There are a lot of articles these days about boomerang kids who return to their parents’ homes after college, and the label is not usually meant as a compliment. The 2006 film “Failure to Launch” featured a desperate couple who hire a “professional motivator” to get their 35-year-old son out of the house.
I understand why some parents feel the need to push their fledglings out of the nest. I am not judging anyone. But I’m taking the day off from work today to help my first-born move into her new Manhattan apartment, and I see things differently. For me, today marks the end of what I call the bonus years, at least as far as my older daughter is concerned.
I feel lucky to have had her under my roof for the past three years. We will have the rest of our lives to live apart, and since my wife and I are in our 50s, that’s likely to be quite a long time. These three years have been a bonus, some quality time with my grown-up daughter that I had no right to expect.
She was still a teenager seven years ago when I drove her to her freshman dorm, 900 miles away. She was a good kid, but let’s face it: Nature makes babies irresistible so we won’t let them starve, and nature makes teenagers quite resistible so universities can meet their enrollment targets. By the time high school graduation rolls around, everyone is ready for a break. The things most people do when they go away to college are best done in the absence of parents.
My daughter was still transitioning to adulthood when she graduated with a psychology degree in 2008. She already had a regular summer job at the camp she first attended when she was 11, and when that first post-college summer was over, she found a position for the other three seasons as a mental health worker at a psychiatric hospital. The hospital job was low-paying and often grueling work. I believe mental health workers are what we used to call “orderlies.”
My daughter’s particular interest is working with children. The hospital had her supervising children who ranged from younger than 10 to their teens. These hospitalized children had problems far more profound than anything my daughter ever encountered in a bunk at summer camp. Her job demanded a mix of patience, toughness and empathy that I could never have mustered myself.
Her initial plan was to live with us for a short time while she saved money for her own place. My wife and I were going to subsidize her living expenses anyway, since she could not have lived on what the hospital paid her. We felt a short-term subsidy was warranted, because our daughter’s job gave her a chance to decide whether psychology was really her calling before she pursued a lengthy and expensive graduate program in the field.
She did not move out after that first year, or after the second. She decided instead to keep living with us while she prepared for grad school and saved more money. So today, with three years of savings in the bank, she moves into her own apartment, and next week she will start her doctoral studies. In about five years, she should emerge from her program as a fully qualified therapist.
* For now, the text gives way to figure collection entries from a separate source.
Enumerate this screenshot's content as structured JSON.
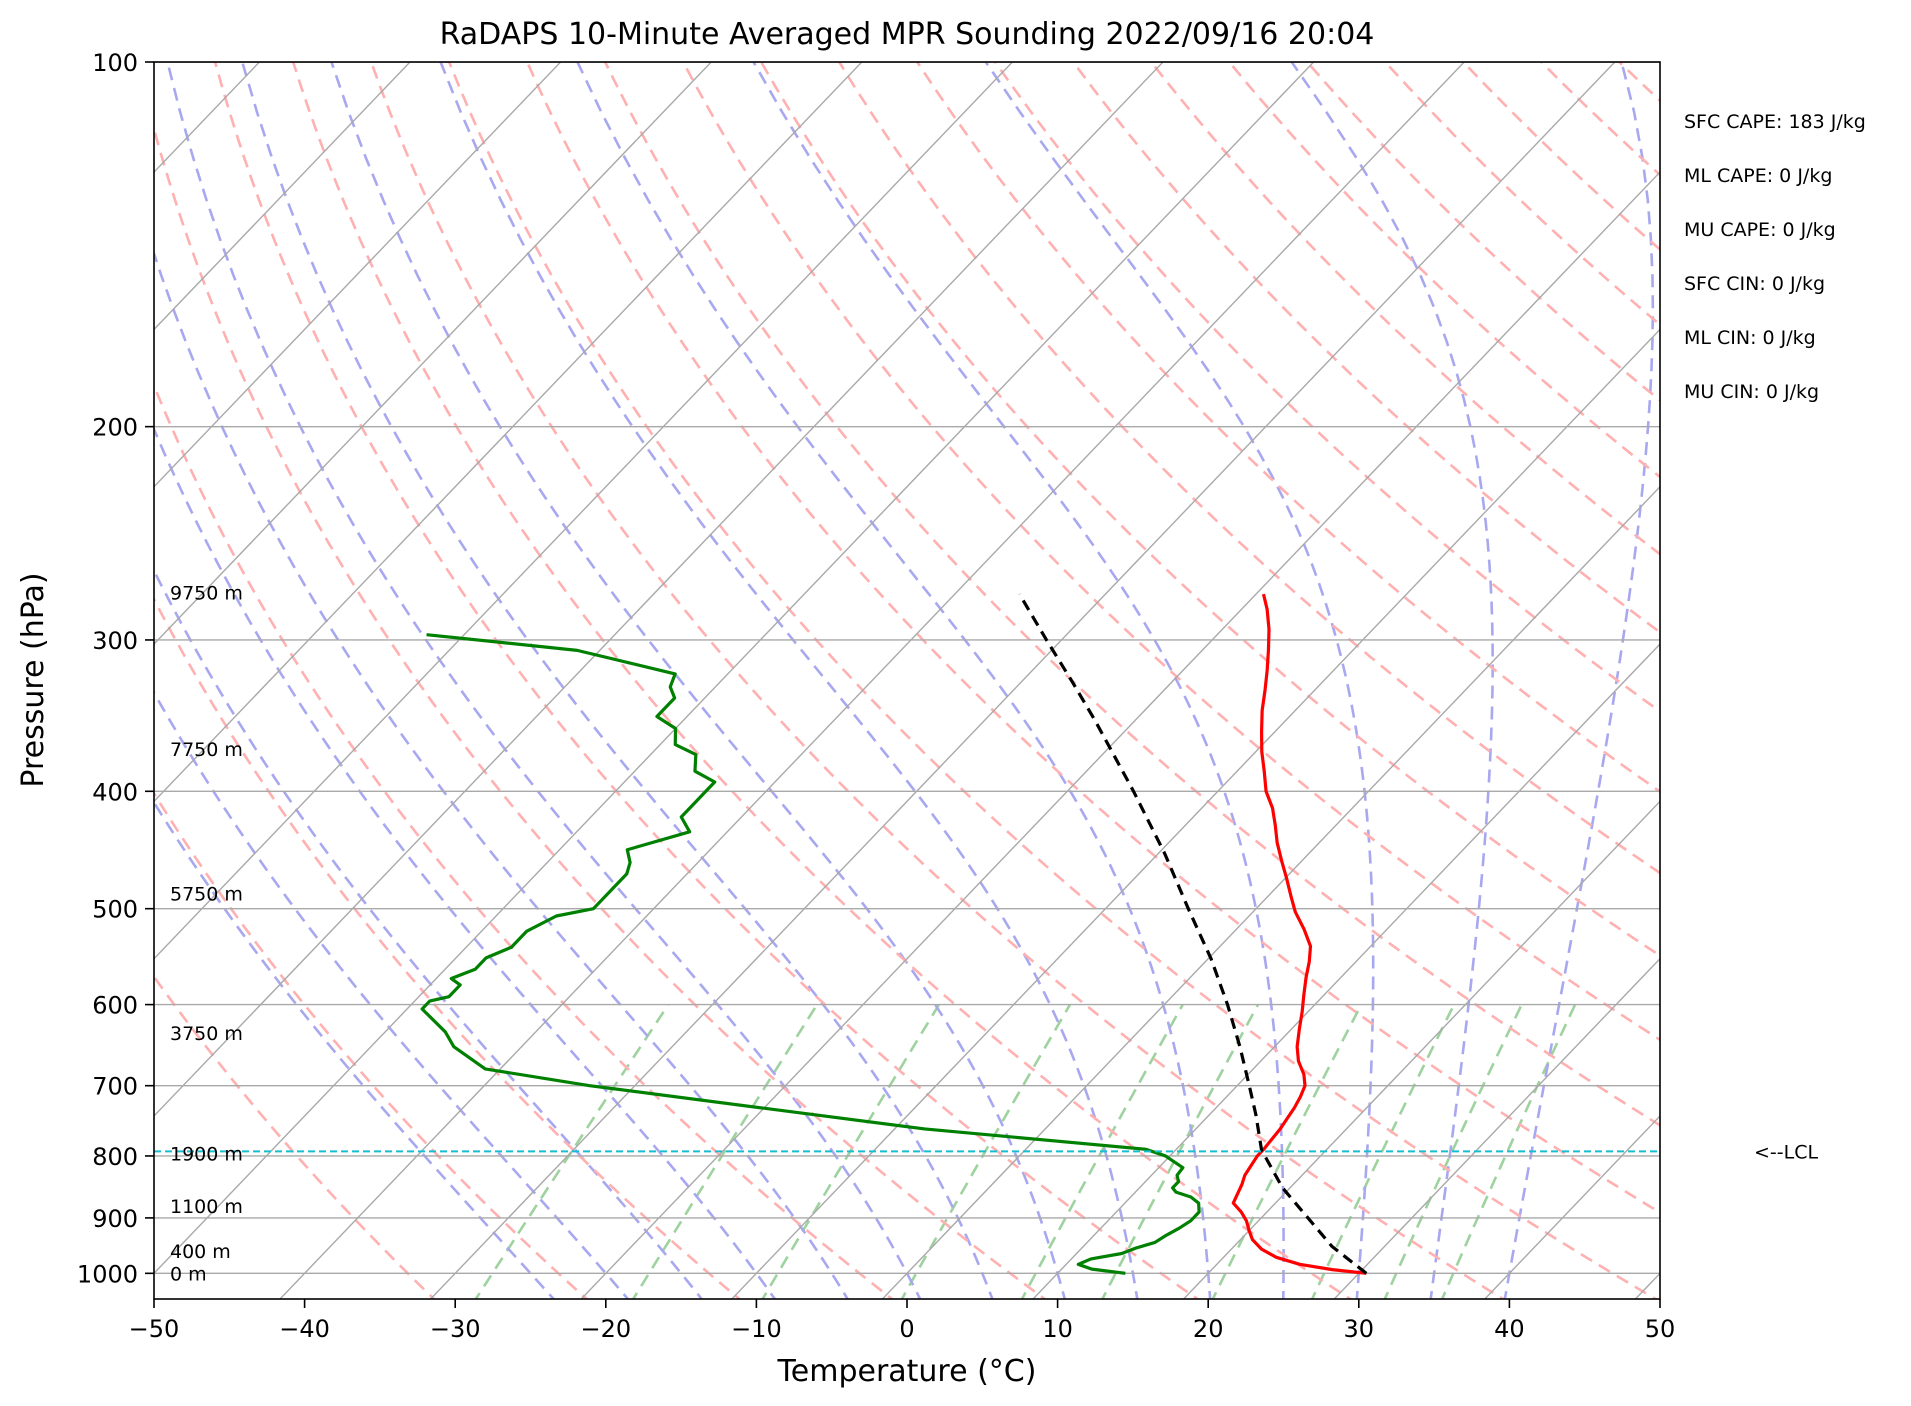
{
  "chart_data": {
    "type": "line",
    "title": "RaDAPS 10-Minute Averaged MPR Sounding 2022/09/16 20:04",
    "xlabel": "Temperature (°C)",
    "ylabel": "Pressure (hPa)",
    "x_scale": "skew-t",
    "y_scale": "log",
    "xlim": [
      -50,
      50
    ],
    "ylim": [
      1050,
      100
    ],
    "x_ticks": [
      -50,
      -40,
      -30,
      -20,
      -10,
      0,
      10,
      20,
      30,
      40,
      50
    ],
    "x_tick_labels": [
      "−50",
      "−40",
      "−30",
      "−20",
      "−10",
      "0",
      "10",
      "20",
      "30",
      "40",
      "50"
    ],
    "y_ticks": [
      1000,
      900,
      800,
      700,
      600,
      500,
      400,
      300,
      200,
      100
    ],
    "y_tick_labels": [
      "1000",
      "900",
      "800",
      "700",
      "600",
      "500",
      "400",
      "300",
      "200",
      "100"
    ],
    "grid": true,
    "skew_deg_per_decade": 77,
    "colors": {
      "temperature": "#ff0000",
      "dewpoint": "#008000",
      "parcel": "#000000",
      "lcl_line": "#17becf",
      "isotherm": "#a9a9a9",
      "dry_adiabat": "#ffb0b0",
      "moist_adiabat": "#a8a8f0",
      "mixing_ratio": "#9ed29e"
    },
    "series": [
      {
        "style": "solid",
        "color": "#ff0000",
        "points": [
          [
            30.5,
            1000
          ],
          [
            28,
            993
          ],
          [
            25.5,
            983
          ],
          [
            23.5,
            970
          ],
          [
            22,
            955
          ],
          [
            20.8,
            938
          ],
          [
            20,
            922
          ],
          [
            19.2,
            905
          ],
          [
            18.3,
            890
          ],
          [
            17.2,
            875
          ],
          [
            16.9,
            860
          ],
          [
            16.6,
            845
          ],
          [
            16.2,
            830
          ],
          [
            16.0,
            815
          ],
          [
            15.8,
            800
          ],
          [
            15.8,
            790
          ],
          [
            15.7,
            775
          ],
          [
            15.6,
            760
          ],
          [
            15.4,
            745
          ],
          [
            15.2,
            730
          ],
          [
            14.9,
            715
          ],
          [
            14.5,
            700
          ],
          [
            13.7,
            685
          ],
          [
            12.5,
            668
          ],
          [
            11.5,
            650
          ],
          [
            10.5,
            628
          ],
          [
            9.6,
            608
          ],
          [
            8.6,
            588
          ],
          [
            7.7,
            570
          ],
          [
            6.9,
            553
          ],
          [
            6.0,
            537
          ],
          [
            4.5,
            520
          ],
          [
            2.8,
            503
          ],
          [
            1.5,
            488
          ],
          [
            0.1,
            472
          ],
          [
            -1.3,
            457
          ],
          [
            -2.8,
            441
          ],
          [
            -4.0,
            427
          ],
          [
            -5.3,
            413
          ],
          [
            -6.8,
            400
          ],
          [
            -8.2,
            385
          ],
          [
            -9.6,
            371
          ],
          [
            -10.9,
            357
          ],
          [
            -12.2,
            343
          ],
          [
            -13.3,
            330
          ],
          [
            -14.4,
            318
          ],
          [
            -15.6,
            306
          ],
          [
            -16.9,
            294
          ],
          [
            -18.3,
            283
          ],
          [
            -19.5,
            275
          ]
        ]
      },
      {
        "style": "solid",
        "color": "#008000",
        "points": [
          [
            14.5,
            1000
          ],
          [
            12,
            992
          ],
          [
            10.8,
            983
          ],
          [
            11.3,
            973
          ],
          [
            13.0,
            963
          ],
          [
            13.6,
            953
          ],
          [
            14.5,
            943
          ],
          [
            14.8,
            930
          ],
          [
            15.2,
            918
          ],
          [
            15.5,
            905
          ],
          [
            15.5,
            890
          ],
          [
            14.9,
            875
          ],
          [
            14.0,
            865
          ],
          [
            12.7,
            857
          ],
          [
            12.2,
            850
          ],
          [
            12.2,
            840
          ],
          [
            11.7,
            830
          ],
          [
            11.6,
            818
          ],
          [
            9.7,
            800
          ],
          [
            8.0,
            790
          ],
          [
            -8.0,
            760
          ],
          [
            -33.0,
            700
          ],
          [
            -41.0,
            678
          ],
          [
            -44.5,
            650
          ],
          [
            -46.0,
            632
          ],
          [
            -49.0,
            605
          ],
          [
            -49.0,
            596
          ],
          [
            -48.0,
            591
          ],
          [
            -48.0,
            578
          ],
          [
            -49.0,
            571
          ],
          [
            -48.0,
            561
          ],
          [
            -48.0,
            549
          ],
          [
            -47.0,
            538
          ],
          [
            -47.0,
            522
          ],
          [
            -46.0,
            507
          ],
          [
            -44.0,
            500
          ],
          [
            -44.0,
            482
          ],
          [
            -44.0,
            468
          ],
          [
            -44.5,
            458
          ],
          [
            -45.5,
            447
          ],
          [
            -42.5,
            432
          ],
          [
            -44.0,
            420
          ],
          [
            -44.0,
            408
          ],
          [
            -44.0,
            400
          ],
          [
            -44.0,
            393
          ],
          [
            -46.0,
            385
          ],
          [
            -47.0,
            373
          ],
          [
            -49.0,
            366
          ],
          [
            -50.0,
            355
          ],
          [
            -52.0,
            347
          ],
          [
            -52.0,
            335
          ],
          [
            -53.0,
            328
          ],
          [
            -53.5,
            320
          ],
          [
            -61.5,
            306
          ],
          [
            -72.5,
            297
          ]
        ]
      },
      {
        "style": "dashed",
        "color": "#000000",
        "points": [
          [
            30.5,
            1000
          ],
          [
            26.5,
            950
          ],
          [
            23.1,
            900
          ],
          [
            19.5,
            850
          ],
          [
            16.3,
            800
          ],
          [
            15.8,
            793
          ],
          [
            13.1,
            740
          ],
          [
            10.8,
            700
          ],
          [
            7.7,
            650
          ],
          [
            4.2,
            600
          ],
          [
            0.2,
            550
          ],
          [
            -4.5,
            500
          ],
          [
            -9.6,
            450
          ],
          [
            -15.6,
            400
          ],
          [
            -22.6,
            350
          ],
          [
            -26.6,
            325
          ],
          [
            -31.0,
            300
          ],
          [
            -35.7,
            275
          ]
        ]
      }
    ],
    "lcl": {
      "pressure": 793,
      "label": "<--LCL"
    },
    "height_labels": [
      {
        "text": "9750 m",
        "pressure": 274
      },
      {
        "text": "7750 m",
        "pressure": 369
      },
      {
        "text": "5750 m",
        "pressure": 486
      },
      {
        "text": "3750 m",
        "pressure": 633
      },
      {
        "text": "1900 m",
        "pressure": 796
      },
      {
        "text": "1100 m",
        "pressure": 880
      },
      {
        "text": "400 m",
        "pressure": 958
      },
      {
        "text": "0 m",
        "pressure": 1000
      }
    ],
    "stats": [
      "SFC CAPE: 183 J/kg",
      "ML CAPE: 0 J/kg",
      "MU CAPE: 0 J/kg",
      "SFC CIN: 0 J/kg",
      "ML CIN: 0 J/kg",
      "MU CIN: 0 J/kg"
    ],
    "background_lines": {
      "isotherms_temp_c": [
        -160,
        -150,
        -140,
        -130,
        -120,
        -110,
        -100,
        -90,
        -80,
        -70,
        -60,
        -50,
        -40,
        -30,
        -20,
        -10,
        0,
        10,
        20,
        30,
        40,
        50
      ],
      "dry_adiabats_theta_k": [
        240,
        250,
        260,
        270,
        280,
        290,
        300,
        310,
        320,
        330,
        340,
        350,
        360,
        370,
        380,
        390,
        400,
        410,
        420,
        430,
        440,
        450,
        460,
        470,
        480
      ],
      "moist_adiabats_temp_c": [
        -25,
        -20,
        -15,
        -10,
        -5,
        0,
        5,
        10,
        15,
        20,
        25,
        30,
        35,
        40
      ],
      "mixing_ratios_gkg": [
        0.4,
        1,
        2,
        4,
        7,
        10,
        16,
        24,
        32,
        40
      ]
    }
  }
}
As I said, she was transitioning to adulthood when she graduated from college. She completed that transition in front of my eyes as she lived at home these past three years.
I saw her slog through day after day of 13-hour shifts when the hospital needed her. I saw her leave in white-knuckle snowstorms to drive to work, prepared to bunk on the hospital premises if conditions made it too dangerous to come home. I saw her study her patients’ conditions and exhaustively prepare for her graduate school entrance exams.
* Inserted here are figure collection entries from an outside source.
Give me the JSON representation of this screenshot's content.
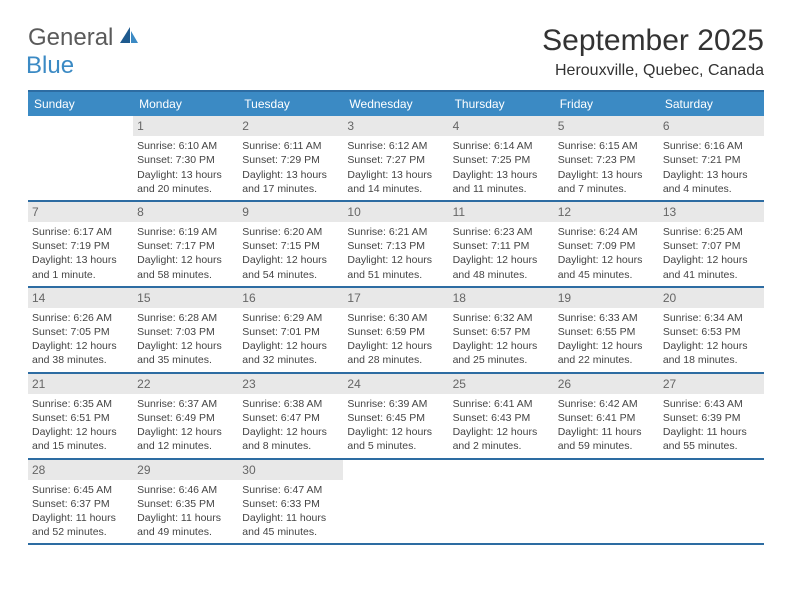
{
  "brand": {
    "part1": "General",
    "part2": "Blue"
  },
  "title": "September 2025",
  "location": "Herouxville, Quebec, Canada",
  "colors": {
    "header_bg": "#3b8ac4",
    "border": "#2d6ca2",
    "daynum_bg": "#e8e8e8",
    "text": "#444444",
    "logo_accent": "#3b8ac4",
    "logo_gray": "#5a5a5a"
  },
  "typography": {
    "title_fontsize": 30,
    "location_fontsize": 16,
    "header_fontsize": 12,
    "cell_fontsize": 10.5
  },
  "day_headers": [
    "Sunday",
    "Monday",
    "Tuesday",
    "Wednesday",
    "Thursday",
    "Friday",
    "Saturday"
  ],
  "weeks": [
    [
      {
        "num": "",
        "sunrise": "",
        "sunset": "",
        "daylight": ""
      },
      {
        "num": "1",
        "sunrise": "Sunrise: 6:10 AM",
        "sunset": "Sunset: 7:30 PM",
        "daylight": "Daylight: 13 hours and 20 minutes."
      },
      {
        "num": "2",
        "sunrise": "Sunrise: 6:11 AM",
        "sunset": "Sunset: 7:29 PM",
        "daylight": "Daylight: 13 hours and 17 minutes."
      },
      {
        "num": "3",
        "sunrise": "Sunrise: 6:12 AM",
        "sunset": "Sunset: 7:27 PM",
        "daylight": "Daylight: 13 hours and 14 minutes."
      },
      {
        "num": "4",
        "sunrise": "Sunrise: 6:14 AM",
        "sunset": "Sunset: 7:25 PM",
        "daylight": "Daylight: 13 hours and 11 minutes."
      },
      {
        "num": "5",
        "sunrise": "Sunrise: 6:15 AM",
        "sunset": "Sunset: 7:23 PM",
        "daylight": "Daylight: 13 hours and 7 minutes."
      },
      {
        "num": "6",
        "sunrise": "Sunrise: 6:16 AM",
        "sunset": "Sunset: 7:21 PM",
        "daylight": "Daylight: 13 hours and 4 minutes."
      }
    ],
    [
      {
        "num": "7",
        "sunrise": "Sunrise: 6:17 AM",
        "sunset": "Sunset: 7:19 PM",
        "daylight": "Daylight: 13 hours and 1 minute."
      },
      {
        "num": "8",
        "sunrise": "Sunrise: 6:19 AM",
        "sunset": "Sunset: 7:17 PM",
        "daylight": "Daylight: 12 hours and 58 minutes."
      },
      {
        "num": "9",
        "sunrise": "Sunrise: 6:20 AM",
        "sunset": "Sunset: 7:15 PM",
        "daylight": "Daylight: 12 hours and 54 minutes."
      },
      {
        "num": "10",
        "sunrise": "Sunrise: 6:21 AM",
        "sunset": "Sunset: 7:13 PM",
        "daylight": "Daylight: 12 hours and 51 minutes."
      },
      {
        "num": "11",
        "sunrise": "Sunrise: 6:23 AM",
        "sunset": "Sunset: 7:11 PM",
        "daylight": "Daylight: 12 hours and 48 minutes."
      },
      {
        "num": "12",
        "sunrise": "Sunrise: 6:24 AM",
        "sunset": "Sunset: 7:09 PM",
        "daylight": "Daylight: 12 hours and 45 minutes."
      },
      {
        "num": "13",
        "sunrise": "Sunrise: 6:25 AM",
        "sunset": "Sunset: 7:07 PM",
        "daylight": "Daylight: 12 hours and 41 minutes."
      }
    ],
    [
      {
        "num": "14",
        "sunrise": "Sunrise: 6:26 AM",
        "sunset": "Sunset: 7:05 PM",
        "daylight": "Daylight: 12 hours and 38 minutes."
      },
      {
        "num": "15",
        "sunrise": "Sunrise: 6:28 AM",
        "sunset": "Sunset: 7:03 PM",
        "daylight": "Daylight: 12 hours and 35 minutes."
      },
      {
        "num": "16",
        "sunrise": "Sunrise: 6:29 AM",
        "sunset": "Sunset: 7:01 PM",
        "daylight": "Daylight: 12 hours and 32 minutes."
      },
      {
        "num": "17",
        "sunrise": "Sunrise: 6:30 AM",
        "sunset": "Sunset: 6:59 PM",
        "daylight": "Daylight: 12 hours and 28 minutes."
      },
      {
        "num": "18",
        "sunrise": "Sunrise: 6:32 AM",
        "sunset": "Sunset: 6:57 PM",
        "daylight": "Daylight: 12 hours and 25 minutes."
      },
      {
        "num": "19",
        "sunrise": "Sunrise: 6:33 AM",
        "sunset": "Sunset: 6:55 PM",
        "daylight": "Daylight: 12 hours and 22 minutes."
      },
      {
        "num": "20",
        "sunrise": "Sunrise: 6:34 AM",
        "sunset": "Sunset: 6:53 PM",
        "daylight": "Daylight: 12 hours and 18 minutes."
      }
    ],
    [
      {
        "num": "21",
        "sunrise": "Sunrise: 6:35 AM",
        "sunset": "Sunset: 6:51 PM",
        "daylight": "Daylight: 12 hours and 15 minutes."
      },
      {
        "num": "22",
        "sunrise": "Sunrise: 6:37 AM",
        "sunset": "Sunset: 6:49 PM",
        "daylight": "Daylight: 12 hours and 12 minutes."
      },
      {
        "num": "23",
        "sunrise": "Sunrise: 6:38 AM",
        "sunset": "Sunset: 6:47 PM",
        "daylight": "Daylight: 12 hours and 8 minutes."
      },
      {
        "num": "24",
        "sunrise": "Sunrise: 6:39 AM",
        "sunset": "Sunset: 6:45 PM",
        "daylight": "Daylight: 12 hours and 5 minutes."
      },
      {
        "num": "25",
        "sunrise": "Sunrise: 6:41 AM",
        "sunset": "Sunset: 6:43 PM",
        "daylight": "Daylight: 12 hours and 2 minutes."
      },
      {
        "num": "26",
        "sunrise": "Sunrise: 6:42 AM",
        "sunset": "Sunset: 6:41 PM",
        "daylight": "Daylight: 11 hours and 59 minutes."
      },
      {
        "num": "27",
        "sunrise": "Sunrise: 6:43 AM",
        "sunset": "Sunset: 6:39 PM",
        "daylight": "Daylight: 11 hours and 55 minutes."
      }
    ],
    [
      {
        "num": "28",
        "sunrise": "Sunrise: 6:45 AM",
        "sunset": "Sunset: 6:37 PM",
        "daylight": "Daylight: 11 hours and 52 minutes."
      },
      {
        "num": "29",
        "sunrise": "Sunrise: 6:46 AM",
        "sunset": "Sunset: 6:35 PM",
        "daylight": "Daylight: 11 hours and 49 minutes."
      },
      {
        "num": "30",
        "sunrise": "Sunrise: 6:47 AM",
        "sunset": "Sunset: 6:33 PM",
        "daylight": "Daylight: 11 hours and 45 minutes."
      },
      {
        "num": "",
        "sunrise": "",
        "sunset": "",
        "daylight": ""
      },
      {
        "num": "",
        "sunrise": "",
        "sunset": "",
        "daylight": ""
      },
      {
        "num": "",
        "sunrise": "",
        "sunset": "",
        "daylight": ""
      },
      {
        "num": "",
        "sunrise": "",
        "sunset": "",
        "daylight": ""
      }
    ]
  ]
}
I would have known she was doing all these things even if she had been living on her own, but I would have missed the nuances of her maturation, and I would have missed her company, too. I don’t believe in burdening children with adult problems, but as she became an adult, my daughter became someone I could confide in, someone I could use as a sounding board and turn to for advice.
The weak economy and poor job market are often credited, or blamed, for the increase in boomerang kids, but there is more to it than that. National Public Radio reported last year on a Pew Research Center study that says the trend toward multi-generational households has been with us for 30 years.
Some of this trend is cultural, as immigrant and certain ethnic groups maintain traditions that include living with extended family. Some of it probably results from the rise of the two-income household, where having grandparents around can be a big help with child care and after-school activities. And some of it reflects the cost of living today.
The house in which we raised our daughters would be just a typical upper-middle-class home in most of the country, but in suburban New York, the property taxes are more than $30,000 a year. A buyer would probably need an annual household income of at least $400,000 to afford it now. My kids’ childhood friends who enter fields like teaching or journalism will not be able to buy their own homes in the places where they grew up unless their parents participate in some way.
Some young adults therefore boomerang by necessity. Some boomerang by choice, but it’s not a bad choice – at least in my book.
While I wish my daughter nothing but joy in her new home, I am not pushing her out of the nest. This fledgling is taking wing on her own.